Simulating the effects of erosion on organic carbon dynamics in agricultural soils

Soil erosion in croplands has a strong impact on global carbon (C) cycle. Assessment of erosional effects on soil organic carbon (SOC) dynamics in agricultural soils suffers from the difficulty of distinguishing the erosional effects and complex interaction processes between erosion and C cycling. To simulate the effects of soil erosion, a plots experiment including six erosion levels (0, 5, 10, 20, 30, and 40 cm eroded) was conducted for seven years (2012-2018). The erosion levels were simulated using artificial soil profiles created by mixing soils from different layers in the original soil profile (never eroded) in a certain proportion.
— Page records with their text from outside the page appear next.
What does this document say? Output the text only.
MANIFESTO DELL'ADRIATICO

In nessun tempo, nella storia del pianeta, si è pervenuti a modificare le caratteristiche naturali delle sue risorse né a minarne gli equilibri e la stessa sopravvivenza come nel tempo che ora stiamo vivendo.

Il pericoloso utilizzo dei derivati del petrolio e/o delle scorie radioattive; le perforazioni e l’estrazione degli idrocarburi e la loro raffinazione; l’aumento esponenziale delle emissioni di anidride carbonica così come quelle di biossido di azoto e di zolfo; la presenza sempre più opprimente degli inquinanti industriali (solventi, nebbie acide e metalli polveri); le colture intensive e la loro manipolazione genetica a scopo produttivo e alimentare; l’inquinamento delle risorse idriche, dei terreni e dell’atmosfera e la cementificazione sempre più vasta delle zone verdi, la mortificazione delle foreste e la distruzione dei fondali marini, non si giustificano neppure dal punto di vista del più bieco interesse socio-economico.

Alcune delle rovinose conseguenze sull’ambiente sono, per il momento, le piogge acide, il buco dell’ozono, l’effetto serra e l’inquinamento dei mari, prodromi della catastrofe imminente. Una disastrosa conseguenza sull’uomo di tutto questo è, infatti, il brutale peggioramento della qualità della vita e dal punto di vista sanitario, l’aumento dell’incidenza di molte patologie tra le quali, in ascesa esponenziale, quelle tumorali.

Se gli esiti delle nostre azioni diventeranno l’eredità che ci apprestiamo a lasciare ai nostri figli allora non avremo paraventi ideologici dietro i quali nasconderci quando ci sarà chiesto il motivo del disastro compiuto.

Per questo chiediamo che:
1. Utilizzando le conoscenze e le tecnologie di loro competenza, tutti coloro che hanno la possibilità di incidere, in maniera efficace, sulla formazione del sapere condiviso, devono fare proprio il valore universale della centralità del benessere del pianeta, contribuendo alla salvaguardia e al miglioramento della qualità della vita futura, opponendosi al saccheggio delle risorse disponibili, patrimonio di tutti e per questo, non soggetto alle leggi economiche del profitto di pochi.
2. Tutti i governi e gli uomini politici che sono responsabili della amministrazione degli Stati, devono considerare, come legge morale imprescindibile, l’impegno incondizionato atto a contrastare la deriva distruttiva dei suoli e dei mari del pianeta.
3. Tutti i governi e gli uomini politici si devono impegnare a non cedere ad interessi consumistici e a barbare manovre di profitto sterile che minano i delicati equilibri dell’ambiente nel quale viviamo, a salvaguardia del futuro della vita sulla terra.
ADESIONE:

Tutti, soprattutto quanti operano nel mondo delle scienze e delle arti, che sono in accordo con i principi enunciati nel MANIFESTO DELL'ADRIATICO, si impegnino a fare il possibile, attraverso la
Subsequently, based on the field observations during 2012-2018, the SOC dynamics of each experimental plot were simulated by using a processoriented C cycle model (denitrification-decomposition (DNDC)) to quantify the effects of erosion on SOC dynamics. The measurements at the beginning of the plots experiment showed that simulated erosion resulted in the depletion of SOC with an average reduction rate of 9.7% per 10 cm of soil loss; SOC in eroded soils recovered after seven years of cropping, the declining slope of the SOC measured in 2018 was 3.0% per 10 cm of soil loss, suggesting that dynamic replacement had occurred. Model simulation results indicated that soil erosion could reduce the C inputs from crop residue by lowering soil productivity; soil heterotrophic respiration in eroded soils was restricted due to the lower initial SOC content. As a result, the simulated overall SOC stock in eroded soils was restored after erosion stopped because of the lower C output. These results indicated that SOC loss at eroding sites was caused mainly by lateral transport rather than enhanced decomposition. The fate of the displaced SOC within catchments is key to assess the net impacts of soil erosion on SOC dynamics at a large scale.